Don’t take my word for it. Research published in the International Journal of Sports Physical Therapy highlights the benefits of self-myofascial release techniques, like foam rolling, in alleviating muscle tightness and enhancing recovery (Cheatham et al., 2015)..”

What’s more?

Foam rolling is a fantastic tool to add to your warm-up or cool-down routine before and after running.

It also works very well for relieving hip pain from running.


It’s simple.

Foam rolling breaks down and soothes knots that hinder the range of motion, preparing your muscles for stretching and optimum performance.

Here’s a quick foam roll stretch you can use to target your hamstrings.

Begin by sitting on the floor with your legs extended in front of you.

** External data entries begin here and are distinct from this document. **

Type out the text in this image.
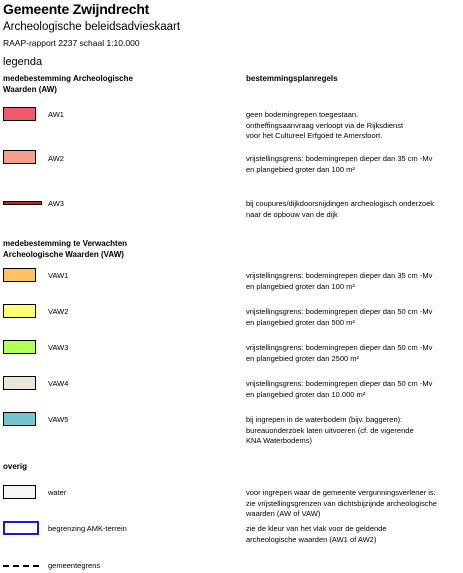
Gemeente Zwijndrecht
Archeologische beleidsadvieskaart
RAAP-rapport 2237 schaal 1:10.000
legenda
medebestemming Archeologische
Waarden (AW)
bestemmingsplanregels
AW1	geen bodemingrepen toegestaan.
ontheffingsaanvraag verloopt via de Rijksdienst
voor het Cultureel Erfgoed te Amersfoort.
AW2	vrijstellingsgrens: bodemingrepen dieper dan 35 cm -Mv
en plangebied groter dan 100 m²
AW3	bij coupures/dijkdoorsnijdingen archeologisch onderzoek
naar de opbouw van de dijk
medebestemming te Verwachten
Archeologische Waarden (VAW)
VAW1	vrijstellingsgrens: bodemingrepen dieper dan 35 cm -Mv
en plangebied groter dan 100 m²
VAW2	vrijstellingsgrens: bodemingrepen dieper dan 50 cm -Mv
en plangebied groter dan 500 m²
VAW3	vrijstellingsgrens: bodemingrepen dieper dan 50 cm -Mv
en plangebied groter dan 2500 m²
VAW4	vrijstellingsgrens: bodemingrepen dieper dan 50 cm -Mv
en plangebied groter dan 10.000 m²
VAW5	bij ingrepen in de waterbodem (bijv. baggeren):
bureauonderzoek laten uitvoeren (cf. de vigerende
KNA Waterbodems)
overig
water	voor ingrepen waar de gemeente vergunningsverlener is:
zie vrijstellingsgrenzen van dichtsbijzijnde archeologische
waarden (AW of VAW)
begrenzing AMK-terrein	zie de kleur van het vlak voor de geldende
archeologische waarden (AW1 of AW2)
gemeentegrens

Place the roller beneath your upper thigh.

Put your hands behind you, fingers facing away.

Next, place the foam roller beneath your right hamstring, and bring your left ankle up to the rest of the right knee, then lift your bottom off the floor, so your weight is resting on your hands and the foam roller.

Roll back and forth so that the foam roller rolls up and down the entire back of your thigh, and look for tender spots or tension points throughout both of the hamstrings.

Keep in mind that you can also use a baseball or tennis bass for the same purpose if you don’t have a foam roller.